Sunday, November 27, 2011

Flight Attendants ‘Increasingly Chosen for Sex Appeal’


Some airlines around the world are promoting their services by treating flight attendants as sexual decorations, using the same attitudes that prevailed some 50 years ago, according to Britain’s Guardian newspaper.

The article, headlined “Flight of fancy: the truth about female cabin crew” comes as a female business executive in the UK faces court on charges of allegedly groping “the groin and testicular area” of a male flight steward and demanding sex while drunk on an aircraft. That case is notable mainly because it reverses the usual gender profile of such harassment.

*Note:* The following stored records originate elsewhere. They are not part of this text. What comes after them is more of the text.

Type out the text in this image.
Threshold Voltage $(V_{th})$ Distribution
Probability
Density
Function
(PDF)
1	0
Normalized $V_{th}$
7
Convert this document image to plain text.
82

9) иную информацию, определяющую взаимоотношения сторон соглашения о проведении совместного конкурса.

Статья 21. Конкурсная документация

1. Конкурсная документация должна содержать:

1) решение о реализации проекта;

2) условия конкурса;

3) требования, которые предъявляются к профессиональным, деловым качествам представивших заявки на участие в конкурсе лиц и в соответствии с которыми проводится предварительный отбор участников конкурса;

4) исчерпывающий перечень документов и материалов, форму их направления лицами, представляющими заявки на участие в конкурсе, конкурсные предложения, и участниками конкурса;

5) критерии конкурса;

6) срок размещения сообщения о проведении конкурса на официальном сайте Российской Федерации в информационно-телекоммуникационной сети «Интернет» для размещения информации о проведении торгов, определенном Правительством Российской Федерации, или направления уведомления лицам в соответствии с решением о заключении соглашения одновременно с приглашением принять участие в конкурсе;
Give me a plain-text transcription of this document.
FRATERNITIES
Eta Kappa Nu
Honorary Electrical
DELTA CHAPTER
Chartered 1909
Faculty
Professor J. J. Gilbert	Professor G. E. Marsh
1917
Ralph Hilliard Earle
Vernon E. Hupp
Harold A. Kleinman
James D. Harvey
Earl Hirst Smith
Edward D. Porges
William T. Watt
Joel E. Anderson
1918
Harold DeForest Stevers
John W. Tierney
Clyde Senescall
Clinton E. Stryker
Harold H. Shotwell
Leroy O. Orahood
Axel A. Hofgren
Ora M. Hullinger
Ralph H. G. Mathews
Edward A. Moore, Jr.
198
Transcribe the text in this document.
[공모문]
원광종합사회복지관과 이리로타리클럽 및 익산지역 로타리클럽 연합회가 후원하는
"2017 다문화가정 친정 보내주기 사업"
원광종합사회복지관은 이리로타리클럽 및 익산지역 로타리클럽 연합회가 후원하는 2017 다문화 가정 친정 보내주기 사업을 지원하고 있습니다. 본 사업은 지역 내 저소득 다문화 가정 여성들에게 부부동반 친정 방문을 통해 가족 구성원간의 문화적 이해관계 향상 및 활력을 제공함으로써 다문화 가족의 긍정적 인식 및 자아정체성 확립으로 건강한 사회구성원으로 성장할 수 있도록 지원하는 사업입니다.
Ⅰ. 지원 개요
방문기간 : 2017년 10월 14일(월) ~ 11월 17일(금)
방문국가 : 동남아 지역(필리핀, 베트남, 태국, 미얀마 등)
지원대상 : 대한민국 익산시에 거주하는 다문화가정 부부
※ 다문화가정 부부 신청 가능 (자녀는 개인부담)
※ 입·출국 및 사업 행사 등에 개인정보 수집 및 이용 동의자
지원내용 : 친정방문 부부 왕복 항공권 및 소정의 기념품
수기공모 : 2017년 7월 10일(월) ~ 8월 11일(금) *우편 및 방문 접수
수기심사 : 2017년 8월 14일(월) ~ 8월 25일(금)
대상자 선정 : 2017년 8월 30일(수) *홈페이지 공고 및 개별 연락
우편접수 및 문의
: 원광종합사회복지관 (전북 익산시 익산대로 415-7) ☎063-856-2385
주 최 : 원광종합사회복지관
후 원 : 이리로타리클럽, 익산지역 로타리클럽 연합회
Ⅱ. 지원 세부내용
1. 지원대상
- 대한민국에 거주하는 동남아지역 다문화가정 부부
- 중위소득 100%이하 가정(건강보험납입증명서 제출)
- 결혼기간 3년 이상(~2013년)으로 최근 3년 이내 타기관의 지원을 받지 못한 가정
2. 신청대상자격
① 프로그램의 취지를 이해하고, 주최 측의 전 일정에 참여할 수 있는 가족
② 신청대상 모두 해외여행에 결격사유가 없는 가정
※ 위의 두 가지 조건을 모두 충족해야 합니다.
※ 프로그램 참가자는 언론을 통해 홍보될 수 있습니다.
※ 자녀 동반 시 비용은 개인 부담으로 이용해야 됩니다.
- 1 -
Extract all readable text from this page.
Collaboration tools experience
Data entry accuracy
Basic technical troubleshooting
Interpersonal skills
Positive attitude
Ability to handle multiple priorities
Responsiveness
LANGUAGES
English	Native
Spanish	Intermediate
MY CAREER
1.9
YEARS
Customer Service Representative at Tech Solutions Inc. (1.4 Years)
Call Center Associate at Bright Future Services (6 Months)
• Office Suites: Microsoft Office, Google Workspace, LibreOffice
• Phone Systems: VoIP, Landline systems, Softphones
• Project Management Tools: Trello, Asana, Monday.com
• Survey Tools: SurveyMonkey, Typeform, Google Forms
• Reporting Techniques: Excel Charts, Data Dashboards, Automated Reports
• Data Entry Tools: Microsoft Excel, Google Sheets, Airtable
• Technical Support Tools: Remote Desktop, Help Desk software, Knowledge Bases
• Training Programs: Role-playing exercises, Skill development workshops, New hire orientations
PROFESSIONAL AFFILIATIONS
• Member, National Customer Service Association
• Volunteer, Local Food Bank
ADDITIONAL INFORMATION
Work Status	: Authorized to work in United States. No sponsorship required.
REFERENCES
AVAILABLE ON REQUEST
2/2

The Guardian article points out that Thai airline Nok Air advertised earlier this year for “beautiful girls with nice personalities” to fill its cabin crew positions. Any “girls” over 25 were deemed too old.

A report in The Times of India last month accused Air India of following a similar recruitment policy. And new airline Thai Smile (operated by Thai Airways and scheduled for launch next year) is recruiting a 100-strong cabin crew of women under 24.

The paper mentioned the case of a flight attendant who had applied to Garuda Indonesia recently. She later told a local newspaper that she and her fellow candidates had been subjected to a “health examination” by a male doctor that involved having their breasts “fondled”. A Garuda official is said to have explained that “hand examination on breast” was essential to detect undeclared breast implants, which “can have health issues when air pressure falls during flights”.

Other cases mentioned by the paper: the Air New Zealand TV advertising campaign of 2009 in which cabin crew wore nothing but body paint; a Southwest Airlines plane bearing murals of bikini-clad supermodel Bar Rafaeli; Virgin Atlantic’s multi-million-dollar ad campaigns featuring the airline’s “red hotties” and Ryanair’s annual “Girls of Ryanair” calendar.